Researchers take printing into the fourth dimension
Researchers at the University of Colorado Boulder say they have added a fourth dimension to printing technology, opening up possibilities for the creation and use of adaptive, composite materials in manufacturing, packaging and biomedical applications.
A team led by H. Jerry Qi, associate professor of mechanical engineering at CU-Boulder, and his collaborator Martin L. Dunn of the Singapore University of Technology and Design has developed and tested a method for 4D printing.
The researchers incorporated shape memory polymer fibres into the composite materials used in traditional 3D printing, which results in the production of an object fixed in one shape that can later be changed to take on a new shape.

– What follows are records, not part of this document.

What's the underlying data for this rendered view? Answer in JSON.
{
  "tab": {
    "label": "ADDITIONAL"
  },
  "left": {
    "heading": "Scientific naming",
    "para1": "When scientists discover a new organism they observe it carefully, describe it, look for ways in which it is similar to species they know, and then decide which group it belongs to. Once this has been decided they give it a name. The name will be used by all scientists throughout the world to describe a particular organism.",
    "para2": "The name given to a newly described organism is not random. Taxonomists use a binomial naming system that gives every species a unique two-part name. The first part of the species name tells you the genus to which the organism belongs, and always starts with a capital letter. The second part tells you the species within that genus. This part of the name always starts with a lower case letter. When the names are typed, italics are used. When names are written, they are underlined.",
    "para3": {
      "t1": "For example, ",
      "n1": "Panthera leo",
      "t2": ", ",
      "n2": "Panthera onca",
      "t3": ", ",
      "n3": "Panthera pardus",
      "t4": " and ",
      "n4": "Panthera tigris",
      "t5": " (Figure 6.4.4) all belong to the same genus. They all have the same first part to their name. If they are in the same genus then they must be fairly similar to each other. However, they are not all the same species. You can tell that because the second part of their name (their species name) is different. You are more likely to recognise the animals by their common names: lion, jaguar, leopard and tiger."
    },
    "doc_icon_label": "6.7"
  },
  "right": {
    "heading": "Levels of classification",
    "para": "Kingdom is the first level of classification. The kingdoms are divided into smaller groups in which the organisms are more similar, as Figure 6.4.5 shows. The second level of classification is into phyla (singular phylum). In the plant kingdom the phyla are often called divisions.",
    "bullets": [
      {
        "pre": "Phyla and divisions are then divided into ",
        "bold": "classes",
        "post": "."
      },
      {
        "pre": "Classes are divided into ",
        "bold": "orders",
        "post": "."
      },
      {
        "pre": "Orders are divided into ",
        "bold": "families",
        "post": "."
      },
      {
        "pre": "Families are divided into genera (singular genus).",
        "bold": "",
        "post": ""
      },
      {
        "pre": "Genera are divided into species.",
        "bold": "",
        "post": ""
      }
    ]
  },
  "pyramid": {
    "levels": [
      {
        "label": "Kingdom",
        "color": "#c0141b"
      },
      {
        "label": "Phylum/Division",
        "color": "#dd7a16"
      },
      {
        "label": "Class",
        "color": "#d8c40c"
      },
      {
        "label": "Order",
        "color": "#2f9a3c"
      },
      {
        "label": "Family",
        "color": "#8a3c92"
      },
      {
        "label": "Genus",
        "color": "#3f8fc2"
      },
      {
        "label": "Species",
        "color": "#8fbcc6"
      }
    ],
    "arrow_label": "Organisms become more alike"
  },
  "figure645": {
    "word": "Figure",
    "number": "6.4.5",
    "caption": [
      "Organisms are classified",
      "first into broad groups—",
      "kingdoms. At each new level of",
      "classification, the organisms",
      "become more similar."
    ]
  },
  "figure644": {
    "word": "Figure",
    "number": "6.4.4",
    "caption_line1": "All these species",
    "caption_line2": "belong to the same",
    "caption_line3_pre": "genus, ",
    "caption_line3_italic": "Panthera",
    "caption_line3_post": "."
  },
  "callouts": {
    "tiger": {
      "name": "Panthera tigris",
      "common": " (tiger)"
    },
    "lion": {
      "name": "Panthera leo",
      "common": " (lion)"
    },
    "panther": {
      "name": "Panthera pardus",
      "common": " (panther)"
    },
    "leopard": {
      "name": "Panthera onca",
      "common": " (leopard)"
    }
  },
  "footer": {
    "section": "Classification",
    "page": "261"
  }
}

‘In this work, the initial configuration is created by 3D printing, and then the programmed action of the shape memory fibres creates time dependence of the configuration – the 4D aspect,’ Dunn said in a statement.
The 4D printing concept, which allows materials to self-assemble into 3D structures, was initially proposed by Massachusetts Institute of Technology faculty member Skylar Tibbits in April this year. Tibbits and his team combined a strand of plastic with a layer made out of a so-called smart material that could self-assemble in water.
‘We advanced this concept by creating composite materials that can morph into several different, complicated shapes based on a different physical mechanism,’ said Dunn. ‘The secret of using shape memory polymer fibres to generate desired shape changes of the composite material is how the architecture of the fibres is designed, including their location, orientation and other factors.’